CLonline - O médico diz a Miguel que «Não é qualquer um que pode chegar ao lago e olhá-lo e voltar, regressar a casa. Há sempre qualquer coisa que fica a marcar-nos para sempre». O que quer dizer com isso ?

FJV - Não se pode passar pelas coisas impune. Ver o lago Niassa implica passar por uma certa provação. Por isso depois de uma viagem de seis dias de carro quando se chega ao lago parece ter-se chegado ao princípio do mundo.

CLonline - Para além da beleza descreve a ruína.

FJV - Os portugueses deixaram um mundo europeu de ordem, autoridade, disciplina. Tudo isso foi sendo abandonado. Há uma luta muito séria em todos esses países contra a ruína. Quando se assiste ao que se passou no Ruanda e no Zaire percebe-se que a dignidade humana acabou. No judaísmo a história deixa de ter sentido a partir do holocausto, a sohoah, em que o mal anda à solta, um mal puro, uma violência sem explicação. Quem viu o Ruanda não esquece. Em poucas dias foram milhares de mortos. Como é possível a poesia depois de Auschwitz ? Uma outra pergunta: porque é que o povo hebreu ficou quarenta anos no deserto e não foi directamente para a terra prometida ? Porque tinham de passar aqueles quarenta anos. Esses quarenta anos são o espaço de uma geração. Quer dizer, só era permitida a entrada na terra prometida aos que não tinham memória do horror. É exactamente o que se passa com Moçambique, quando passar uma geração, a das pessoas que conheceram o terror, a morte, os amputados, os deslocados, então será possível um mundo melhor. O símbolo da travessia do deserto, a metáfora do estar perdido, é também uma das histórias do livro. É preciso deixar passar o tempo.

CLonline - Visita na sua escrita a poesia, a ficção, viagens, conto, teatro, crítica. A escrita de diferentes géneros exigem-lhe diferentes disposições ? E consegue escrever ao mesmo tempo em géneros distintos ?

FJV - Não, tenho de os separar. O esforço é o mesmo, o tipo de trabalho é que é muito diferente. Não tenho nem lei nem ordem para escrever poesia, acontece ou não. O romance exige coerência, dados - um personagem não é um nome, é um banco de dados e as personagens de um romance só são verdadeiras quando começam a voar, quando começam a ter vida própria.

CLonline - Qual o género em que entre aquilo que quer escrever e o que consegue escrever o abismo é menor ?
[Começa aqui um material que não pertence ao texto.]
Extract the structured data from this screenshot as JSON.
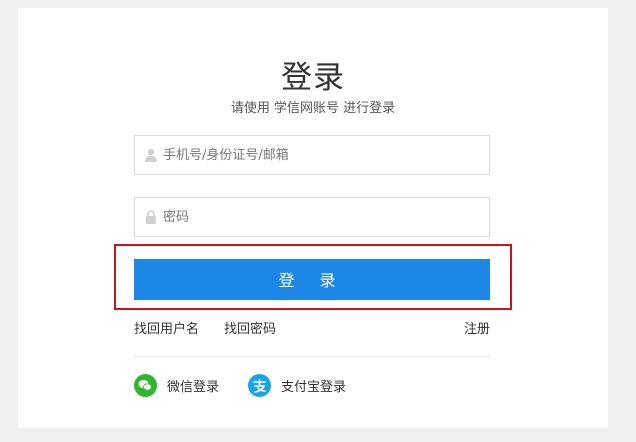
{
  "login": {
    "title": "登录",
    "subtitle": "请使用 学信网账号 进行登录",
    "username_placeholder": "手机号/身份证号/邮箱",
    "password_placeholder": "密码",
    "submit_label": "登 录"
  },
  "links": {
    "find_username": "找回用户名",
    "find_password": "找回密码",
    "register": "注册"
  },
  "social": {
    "wechat_label": "微信登录",
    "alipay_label": "支付宝登录"
  },
  "colors": {
    "primary": "#1c87e6",
    "highlight_border": "#c8161d",
    "wechat": "#2cb72c",
    "alipay": "#1aa3e8"
  }
}
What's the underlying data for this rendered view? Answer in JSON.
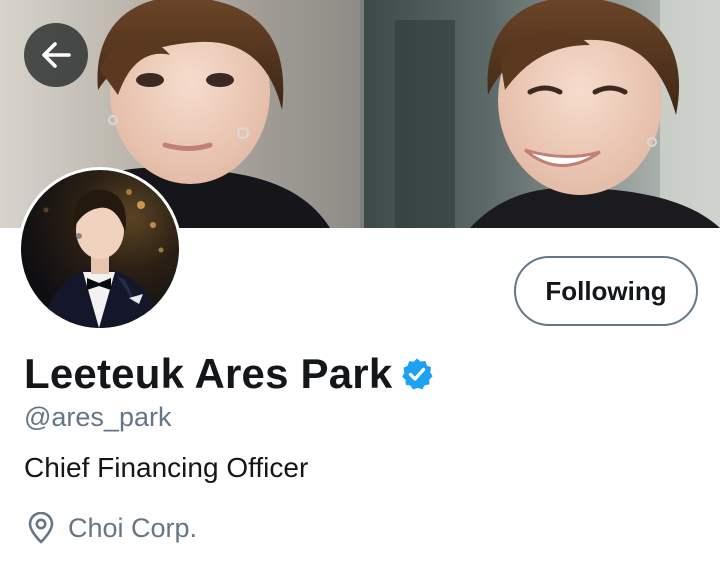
{
  "header": {
    "back_icon": "arrow-left-icon",
    "banner_icon": "header-photo"
  },
  "profile": {
    "display_name": "Leeteuk Ares Park",
    "verified_icon": "verified-badge-icon",
    "handle": "@ares_park",
    "bio": "Chief Financing Officer",
    "location_icon": "location-pin-icon",
    "location": "Choi Corp.",
    "avatar": "avatar-photo"
  },
  "actions": {
    "follow_label": "Following"
  },
  "colors": {
    "verified_blue": "#1da1f2",
    "text_primary": "#14171a",
    "text_secondary": "#657786",
    "button_border": "#657786"
  }
}
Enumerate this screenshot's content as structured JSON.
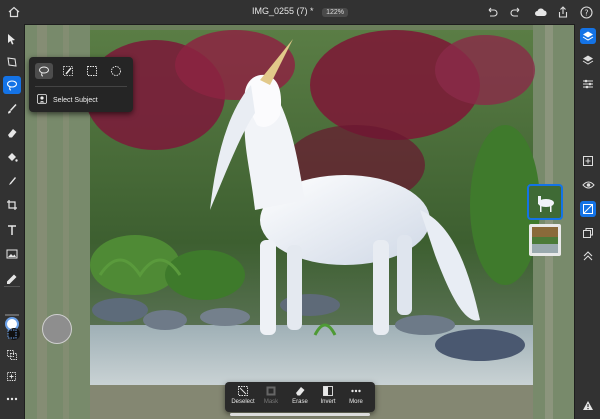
{
  "header": {
    "doc_title": "IMG_0255 (7) *",
    "zoom": "122%",
    "icons": [
      "home-icon",
      "undo-icon",
      "redo-icon",
      "cloud-icon",
      "share-icon",
      "help-icon"
    ]
  },
  "left_toolbar": {
    "tools": [
      "move-tool",
      "transform-tool",
      "select-tool",
      "brush-tool",
      "eraser-tool",
      "fill-tool",
      "heal-tool",
      "crop-tool",
      "type-tool",
      "place-image-tool",
      "eyedropper-tool"
    ],
    "active": "select-tool",
    "colors": {
      "foreground": "#ffffff",
      "background": "#111111"
    }
  },
  "select_flyout": {
    "modes": [
      "lasso-select",
      "brush-select",
      "marquee-select",
      "ellipse-select"
    ],
    "active_mode": "lasso-select",
    "select_subject_label": "Select Subject"
  },
  "right_toolbar": {
    "tools": [
      "layers-icon",
      "layer-properties-icon",
      "adjustments-icon",
      "add-layer-icon",
      "visibility-icon",
      "mask-icon",
      "arrange-icon",
      "more-icon",
      "warning-icon"
    ],
    "active": "layers-icon"
  },
  "task_bar": {
    "items": [
      {
        "label": "Deselect",
        "enabled": true
      },
      {
        "label": "Mask",
        "enabled": false
      },
      {
        "label": "Erase",
        "enabled": true
      },
      {
        "label": "Invert",
        "enabled": true
      },
      {
        "label": "More",
        "enabled": true
      }
    ]
  },
  "colors": {
    "accent": "#1473e6",
    "panel": "#323232",
    "canvas_bg": "#2b2b2b"
  }
}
FJV - Não há um género, existem certos parágrafos. Certos parágrafos em que me sinto melhor, momentos em que se toca algo com o sabor de revelação, em que podemos dizer “isto fica”. Em «Lourenço Marques» tenho dois ou três momentos assim.

CLonline - Quais ?

FJV - O delírio do Domingos Assor, a fala do médico e uma parte da conversa do Domingos sobre África, sobre o mundo dos brancos e dos pretos e como nunca conseguiremos explicar o que opõe ou une homens e mulheres, o que opõe ou une brancos e pretos, no fundo o que une os contrários. Nessa fala o Domingos Assor encontra uma explicação. Diria que esses três momentos não estão mal conseguidos.

CLonline - Permita-me a invasão (tal como o polícia Assor invade “uma vida inteira” ao vasculhar os objectos deixados por Maria numa mala). Se numa viagem perdesse a sua mala que objectos lá encontraríamos ? E que objectos preferiria que não encontrássemos ?

FJV - Preferia que não encontrassem a minha mala. Não tenho da vida uma ideia muito gloriosa ou cheia de charme, tenho da vida a ideia de que se repetem sempre as mesmas asneiras e patifarias. Encontrariam na minha mala coisas normalíssimas e pecaminosas como se encontra em todas as malas, e encontrariam mapas. Mapas para as viagens que gosto de fazer, meia dúzia de livros, meia dúzia de discos necessariamente, fotografias das pessoas que eu amo, das pessoas de quem dependo, e um poema ou outro, solto, de Yeats. Pouco mais.